The report aptly stated, "If America is to remain a land of opportunity, we must ensure that college is affordable for all and that the pursuit of higher education is determined by one’s ability and hard work, not by one’s bank account.”
Senator Dick Durbin (D-IL) underscored this point and critically attacked the interest-rate hikes, saying in a press release, "The policies on student loans pushed by the Bush-Cheney administration go in the wrong direction.”
Despite this trying climate, the Bush administration continues to aggravate an already dire circumstance. The report shows that between the 2000-2001 and 2004-2005 school years, tuition costs for public, four-year universities increased by 32 percent; and the tuition costs for private four-year colleges have increased by 21 percent.
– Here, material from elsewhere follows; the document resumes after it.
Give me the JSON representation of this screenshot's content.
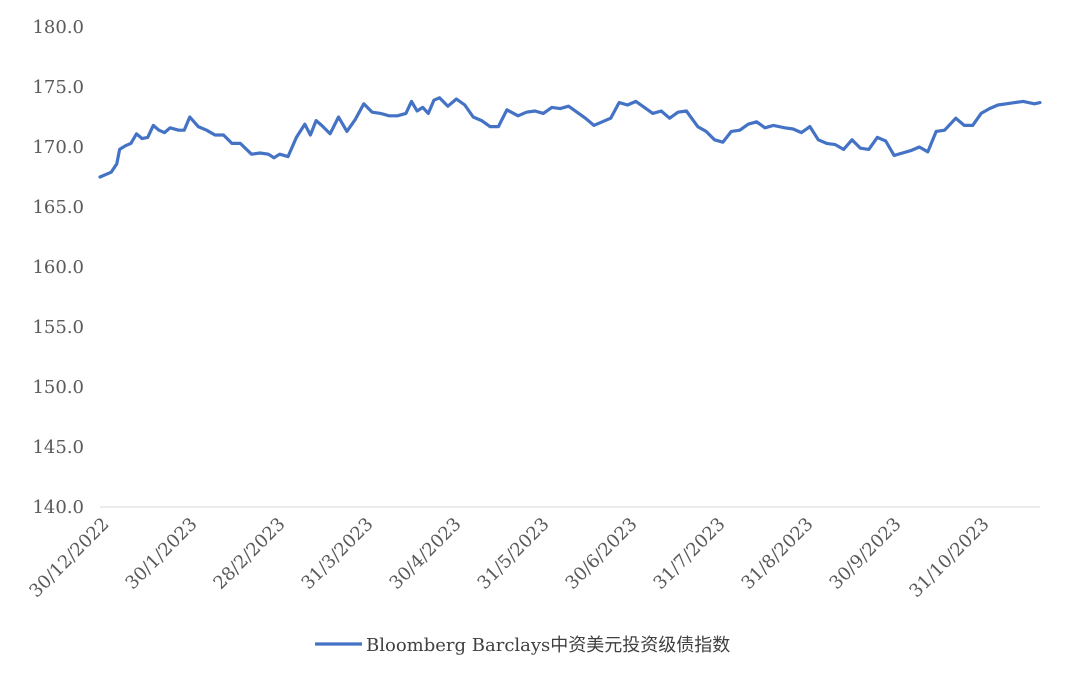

Concurrently, the federal Pell Grant program, the nation’s largest need-based grant program, has been eroding. Between the 1986-1987 and 2004-2005 school years, the Pell Grant decreased its funding to students by 16 percent, covering only 35 percent of expenses at four-year colleges in 2004-2005.
Without adequate grant funding, students and their parents have had to rely on loans. The report noted, "More students are borrowing, and borrowing larger amounts, than ever before."
The number of students borrowing loans has risen by 60 percent. Within the last decade, the amount of debt has more than doubled. Between the 1992-1993 and 2003-2004 school years, the average amount of student debt upon graduation increased from $8,946 to $17,400.
In the past, the burden of these high debts has been mitigated by low interest rates.
However, as noted in the report, interest rates have substantially increased in the past two years. Last year alone, interest rates increased from 3.4 percent to 5.3 percent. Because of the Deficit Reduction Act, interest rates saw another drastic hike on July 1, increasing to 7.14 percent on outstanding loans and 6.8 percent on new loans.
Senator Hillary Clinton (D-NY) said in a press release, "At a time when incomes are stagnating, when people are losing benefits like health care and pensions, when gas prices are rising, and when the minimum wage hasn't increased in almost a decade, American families can ill afford to pay higher rates for college loans.”
She continued, "Instead of increasing the burden on families, we should be doing everything we can to make college more affordable so we can open the doors of higher education to more students.”
The Democrats proposed a few important measures that would alleviate students’ financial burden: Lower interest rates and expand options to limit loan payments to a certain percentage of the borrower’s income; increase the maximum Pell Grant from $4,050 to $5,100; and re-institute college tuition tax deductions.
These plans, however, are just proposals. The fact still remains: Education costs and interest rates will continue increasing.